Monitor autoimmune disease development in families with B-cell neoplasms, noting increased risks for certain AIDs (e.g., rheumatoid arthritis, Wegener granulomatosis).
Adjust monitoring strategies based on specific autoimmune disease and neoplasm risk patterns.
Risks
Increased familial risk of NHL with autoimmune diseases such as angiitis hypersensitive, Guillain-Barre syndrome, discoid lupus erythematosus, Sjogren syndrome, and psoriasis.
Increased familial risk of HL with pemphigus; decreased risk with glomerular nephritis acute, ankylosing spondylitis, and Graves disease.

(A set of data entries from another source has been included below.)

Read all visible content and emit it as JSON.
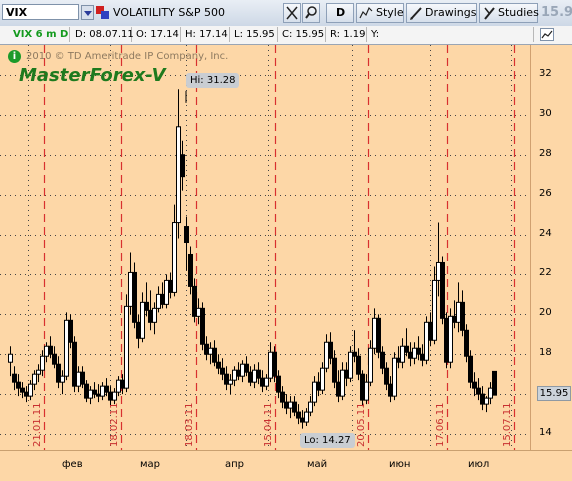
{
  "toolbar": {
    "symbol": "VIX",
    "description": "VOLATILITY S&P 500",
    "period_label": "D",
    "style_label": "Style",
    "drawings_label": "Drawings",
    "studies_label": "Studies",
    "last_price": "15.95"
  },
  "infobar": {
    "timeframe": "VIX 6 m D",
    "date": "D: 08.07.11",
    "open": "O: 17.14",
    "high": "H: 17.14",
    "low": "L: 15.95",
    "close": "C: 15.95",
    "range": "R: 1.19",
    "y": "Y:"
  },
  "chart": {
    "copyright": "2010 © TD Ameritrade IP Company, Inc.",
    "watermark": "MasterForex-V",
    "hi_label": "Hi: 31.28",
    "lo_label": "Lo: 14.27",
    "last_price_tag": "15.95",
    "y_ticks": [
      "32",
      "30",
      "28",
      "26",
      "24",
      "22",
      "20",
      "18",
      "16",
      "14"
    ],
    "x_ticks": [
      "фев",
      "мар",
      "апр",
      "май",
      "июн",
      "июл"
    ],
    "expiration_labels": [
      "21.01.11",
      "18.02.11",
      "18.03.11",
      "15.04.11",
      "20.05.11",
      "17.06.11",
      "15.07.11"
    ],
    "colors": {
      "background": "#fdd7a7",
      "candle": "#000000",
      "expiration_line": "#d83030",
      "grid": "#333333"
    }
  },
  "chart_data": {
    "type": "candlestick",
    "title": "VOLATILITY S&P 500",
    "symbol": "VIX",
    "ylim": [
      13.2,
      33.5
    ],
    "hi": 31.28,
    "lo": 14.27,
    "last": 15.95,
    "candles": [
      {
        "o": 17.6,
        "h": 18.4,
        "l": 16.9,
        "c": 18.0
      },
      {
        "o": 17.0,
        "h": 17.4,
        "l": 16.2,
        "c": 16.6
      },
      {
        "o": 16.6,
        "h": 17.0,
        "l": 15.9,
        "c": 16.3
      },
      {
        "o": 16.3,
        "h": 16.6,
        "l": 15.8,
        "c": 16.1
      },
      {
        "o": 16.1,
        "h": 16.4,
        "l": 15.6,
        "c": 15.9
      },
      {
        "o": 15.9,
        "h": 16.7,
        "l": 15.7,
        "c": 16.5
      },
      {
        "o": 16.5,
        "h": 17.2,
        "l": 16.2,
        "c": 17.0
      },
      {
        "o": 17.0,
        "h": 17.5,
        "l": 16.6,
        "c": 17.2
      },
      {
        "o": 17.2,
        "h": 18.2,
        "l": 16.9,
        "c": 17.9
      },
      {
        "o": 17.9,
        "h": 18.6,
        "l": 17.6,
        "c": 18.4
      },
      {
        "o": 18.4,
        "h": 18.9,
        "l": 17.8,
        "c": 18.0
      },
      {
        "o": 18.0,
        "h": 18.4,
        "l": 17.3,
        "c": 17.5
      },
      {
        "o": 17.5,
        "h": 17.9,
        "l": 16.3,
        "c": 16.6
      },
      {
        "o": 16.6,
        "h": 17.2,
        "l": 16.0,
        "c": 16.9
      },
      {
        "o": 16.9,
        "h": 20.1,
        "l": 16.7,
        "c": 19.7
      },
      {
        "o": 19.7,
        "h": 20.0,
        "l": 18.3,
        "c": 18.6
      },
      {
        "o": 18.6,
        "h": 18.9,
        "l": 16.1,
        "c": 16.4
      },
      {
        "o": 16.4,
        "h": 17.4,
        "l": 16.1,
        "c": 17.1
      },
      {
        "o": 17.1,
        "h": 17.4,
        "l": 16.3,
        "c": 16.5
      },
      {
        "o": 16.5,
        "h": 16.7,
        "l": 15.6,
        "c": 15.8
      },
      {
        "o": 15.8,
        "h": 16.4,
        "l": 15.5,
        "c": 16.2
      },
      {
        "o": 16.2,
        "h": 16.6,
        "l": 15.8,
        "c": 16.0
      },
      {
        "o": 16.0,
        "h": 16.5,
        "l": 15.6,
        "c": 15.9
      },
      {
        "o": 15.9,
        "h": 16.6,
        "l": 15.7,
        "c": 16.4
      },
      {
        "o": 16.4,
        "h": 16.8,
        "l": 15.9,
        "c": 16.1
      },
      {
        "o": 16.1,
        "h": 16.4,
        "l": 15.4,
        "c": 15.7
      },
      {
        "o": 15.7,
        "h": 16.3,
        "l": 15.5,
        "c": 16.1
      },
      {
        "o": 16.1,
        "h": 16.9,
        "l": 15.9,
        "c": 16.7
      },
      {
        "o": 16.7,
        "h": 17.0,
        "l": 16.0,
        "c": 16.3
      },
      {
        "o": 16.3,
        "h": 21.0,
        "l": 16.1,
        "c": 20.4
      },
      {
        "o": 20.4,
        "h": 23.1,
        "l": 20.0,
        "c": 22.1
      },
      {
        "o": 22.1,
        "h": 22.6,
        "l": 19.3,
        "c": 19.6
      },
      {
        "o": 19.6,
        "h": 20.0,
        "l": 18.3,
        "c": 18.8
      },
      {
        "o": 18.8,
        "h": 21.1,
        "l": 18.6,
        "c": 20.6
      },
      {
        "o": 20.6,
        "h": 21.6,
        "l": 19.9,
        "c": 20.2
      },
      {
        "o": 20.2,
        "h": 21.2,
        "l": 19.2,
        "c": 19.6
      },
      {
        "o": 19.6,
        "h": 20.6,
        "l": 19.0,
        "c": 20.3
      },
      {
        "o": 20.3,
        "h": 21.4,
        "l": 20.1,
        "c": 21.0
      },
      {
        "o": 21.0,
        "h": 21.6,
        "l": 20.3,
        "c": 20.5
      },
      {
        "o": 20.5,
        "h": 22.0,
        "l": 20.3,
        "c": 21.7
      },
      {
        "o": 21.7,
        "h": 22.1,
        "l": 20.8,
        "c": 21.1
      },
      {
        "o": 21.1,
        "h": 25.5,
        "l": 20.9,
        "c": 24.6
      },
      {
        "o": 24.6,
        "h": 31.28,
        "l": 23.8,
        "c": 29.4
      },
      {
        "o": 28.0,
        "h": 28.7,
        "l": 26.2,
        "c": 26.9
      },
      {
        "o": 24.4,
        "h": 24.9,
        "l": 22.2,
        "c": 23.6
      },
      {
        "o": 23.0,
        "h": 23.4,
        "l": 21.0,
        "c": 21.4
      },
      {
        "o": 21.4,
        "h": 21.8,
        "l": 19.6,
        "c": 19.9
      },
      {
        "o": 19.9,
        "h": 20.8,
        "l": 19.5,
        "c": 20.3
      },
      {
        "o": 20.3,
        "h": 20.6,
        "l": 18.2,
        "c": 18.5
      },
      {
        "o": 18.5,
        "h": 18.9,
        "l": 17.7,
        "c": 18.0
      },
      {
        "o": 18.0,
        "h": 18.6,
        "l": 17.5,
        "c": 18.3
      },
      {
        "o": 18.3,
        "h": 18.7,
        "l": 17.4,
        "c": 17.6
      },
      {
        "o": 17.6,
        "h": 18.0,
        "l": 17.0,
        "c": 17.3
      },
      {
        "o": 17.3,
        "h": 17.8,
        "l": 16.7,
        "c": 17.0
      },
      {
        "o": 17.0,
        "h": 17.4,
        "l": 16.2,
        "c": 16.5
      },
      {
        "o": 16.5,
        "h": 17.0,
        "l": 16.0,
        "c": 16.7
      },
      {
        "o": 16.7,
        "h": 17.4,
        "l": 16.4,
        "c": 17.2
      },
      {
        "o": 17.2,
        "h": 17.6,
        "l": 16.7,
        "c": 16.9
      },
      {
        "o": 16.9,
        "h": 17.7,
        "l": 16.6,
        "c": 17.5
      },
      {
        "o": 17.5,
        "h": 17.9,
        "l": 16.9,
        "c": 17.1
      },
      {
        "o": 17.1,
        "h": 17.4,
        "l": 16.4,
        "c": 16.6
      },
      {
        "o": 16.6,
        "h": 17.5,
        "l": 16.3,
        "c": 17.2
      },
      {
        "o": 17.2,
        "h": 17.6,
        "l": 16.5,
        "c": 16.8
      },
      {
        "o": 16.8,
        "h": 17.2,
        "l": 16.1,
        "c": 16.4
      },
      {
        "o": 16.4,
        "h": 17.0,
        "l": 16.2,
        "c": 16.8
      },
      {
        "o": 16.8,
        "h": 18.6,
        "l": 16.6,
        "c": 18.1
      },
      {
        "o": 18.1,
        "h": 18.4,
        "l": 16.6,
        "c": 16.9
      },
      {
        "o": 16.9,
        "h": 17.2,
        "l": 15.8,
        "c": 16.1
      },
      {
        "o": 16.1,
        "h": 16.4,
        "l": 15.3,
        "c": 15.6
      },
      {
        "o": 15.6,
        "h": 16.0,
        "l": 15.0,
        "c": 15.3
      },
      {
        "o": 15.3,
        "h": 15.9,
        "l": 14.8,
        "c": 15.6
      },
      {
        "o": 15.6,
        "h": 15.9,
        "l": 14.9,
        "c": 15.1
      },
      {
        "o": 15.1,
        "h": 15.5,
        "l": 14.5,
        "c": 14.8
      },
      {
        "o": 14.8,
        "h": 15.2,
        "l": 14.27,
        "c": 14.6
      },
      {
        "o": 14.6,
        "h": 15.3,
        "l": 14.4,
        "c": 15.1
      },
      {
        "o": 15.1,
        "h": 15.9,
        "l": 14.9,
        "c": 15.6
      },
      {
        "o": 15.6,
        "h": 16.9,
        "l": 15.4,
        "c": 16.6
      },
      {
        "o": 16.6,
        "h": 17.1,
        "l": 15.9,
        "c": 16.2
      },
      {
        "o": 16.2,
        "h": 17.6,
        "l": 16.0,
        "c": 17.3
      },
      {
        "o": 17.3,
        "h": 19.0,
        "l": 17.1,
        "c": 18.6
      },
      {
        "o": 18.6,
        "h": 19.1,
        "l": 17.5,
        "c": 17.8
      },
      {
        "o": 17.8,
        "h": 18.2,
        "l": 16.3,
        "c": 16.6
      },
      {
        "o": 16.6,
        "h": 17.2,
        "l": 15.6,
        "c": 15.9
      },
      {
        "o": 15.9,
        "h": 17.6,
        "l": 15.7,
        "c": 17.2
      },
      {
        "o": 17.2,
        "h": 17.6,
        "l": 16.4,
        "c": 16.8
      },
      {
        "o": 16.8,
        "h": 18.4,
        "l": 16.6,
        "c": 18.1
      },
      {
        "o": 18.1,
        "h": 19.2,
        "l": 17.6,
        "c": 17.9
      },
      {
        "o": 17.9,
        "h": 18.3,
        "l": 16.7,
        "c": 17.0
      },
      {
        "o": 17.0,
        "h": 17.2,
        "l": 15.4,
        "c": 15.7
      },
      {
        "o": 15.7,
        "h": 17.0,
        "l": 15.5,
        "c": 16.6
      },
      {
        "o": 16.6,
        "h": 18.7,
        "l": 16.4,
        "c": 18.3
      },
      {
        "o": 18.3,
        "h": 20.3,
        "l": 18.0,
        "c": 19.8
      },
      {
        "o": 19.8,
        "h": 20.0,
        "l": 17.8,
        "c": 18.1
      },
      {
        "o": 18.1,
        "h": 18.4,
        "l": 17.0,
        "c": 17.3
      },
      {
        "o": 17.3,
        "h": 17.6,
        "l": 16.2,
        "c": 16.5
      },
      {
        "o": 16.5,
        "h": 16.9,
        "l": 15.6,
        "c": 15.9
      },
      {
        "o": 15.9,
        "h": 18.1,
        "l": 15.7,
        "c": 17.8
      },
      {
        "o": 17.8,
        "h": 18.4,
        "l": 17.3,
        "c": 17.6
      },
      {
        "o": 17.6,
        "h": 18.8,
        "l": 17.3,
        "c": 18.4
      },
      {
        "o": 18.4,
        "h": 19.3,
        "l": 17.9,
        "c": 18.1
      },
      {
        "o": 18.1,
        "h": 18.6,
        "l": 17.4,
        "c": 17.8
      },
      {
        "o": 17.8,
        "h": 18.6,
        "l": 17.5,
        "c": 18.3
      },
      {
        "o": 18.3,
        "h": 18.9,
        "l": 17.7,
        "c": 18.0
      },
      {
        "o": 18.0,
        "h": 18.5,
        "l": 17.4,
        "c": 17.7
      },
      {
        "o": 17.7,
        "h": 19.9,
        "l": 17.5,
        "c": 19.6
      },
      {
        "o": 19.6,
        "h": 20.1,
        "l": 18.4,
        "c": 18.7
      },
      {
        "o": 18.7,
        "h": 22.4,
        "l": 18.5,
        "c": 21.7
      },
      {
        "o": 21.7,
        "h": 24.6,
        "l": 20.9,
        "c": 22.6
      },
      {
        "o": 22.6,
        "h": 22.9,
        "l": 19.5,
        "c": 19.8
      },
      {
        "o": 19.8,
        "h": 20.1,
        "l": 17.3,
        "c": 17.6
      },
      {
        "o": 17.6,
        "h": 20.3,
        "l": 17.3,
        "c": 19.9
      },
      {
        "o": 19.9,
        "h": 20.7,
        "l": 19.3,
        "c": 19.6
      },
      {
        "o": 19.6,
        "h": 21.6,
        "l": 19.1,
        "c": 20.6
      },
      {
        "o": 20.6,
        "h": 21.2,
        "l": 18.9,
        "c": 19.2
      },
      {
        "o": 19.2,
        "h": 19.5,
        "l": 17.6,
        "c": 17.9
      },
      {
        "o": 17.9,
        "h": 18.2,
        "l": 16.3,
        "c": 16.6
      },
      {
        "o": 16.6,
        "h": 17.1,
        "l": 15.9,
        "c": 16.3
      },
      {
        "o": 16.3,
        "h": 16.8,
        "l": 15.7,
        "c": 16.0
      },
      {
        "o": 16.0,
        "h": 16.4,
        "l": 15.2,
        "c": 15.5
      },
      {
        "o": 15.5,
        "h": 15.9,
        "l": 15.1,
        "c": 15.8
      },
      {
        "o": 15.8,
        "h": 16.6,
        "l": 15.5,
        "c": 16.3
      },
      {
        "o": 17.14,
        "h": 17.14,
        "l": 15.95,
        "c": 15.95
      }
    ]
  }
}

No significant familial risk associations for multiple myeloma with autoimmune diseases.
Patient & Prescribing Data
Patients with personal or family history of autoimmune diseases or B-cell neoplasms
No direct treatment data provided; genetic and familial risk information may guide personalized surveillance and early intervention strategies.
Clinical Best Practices
Incorporate detailed family history of autoimmune diseases in clinical risk assessment for B-cell neoplasms.
Use population-based registries and standardized diagnostic coding for accurate epidemiological evaluation.
Recognize heterogeneity in autoimmune diseases and their differential associations with lymphoma subtypes.
Consider genetic pleiotropy and possible opposite allelic effects when interpreting familial risk data.
Apply age, gender, and socioeconomic adjustments in risk calculations to improve accuracy.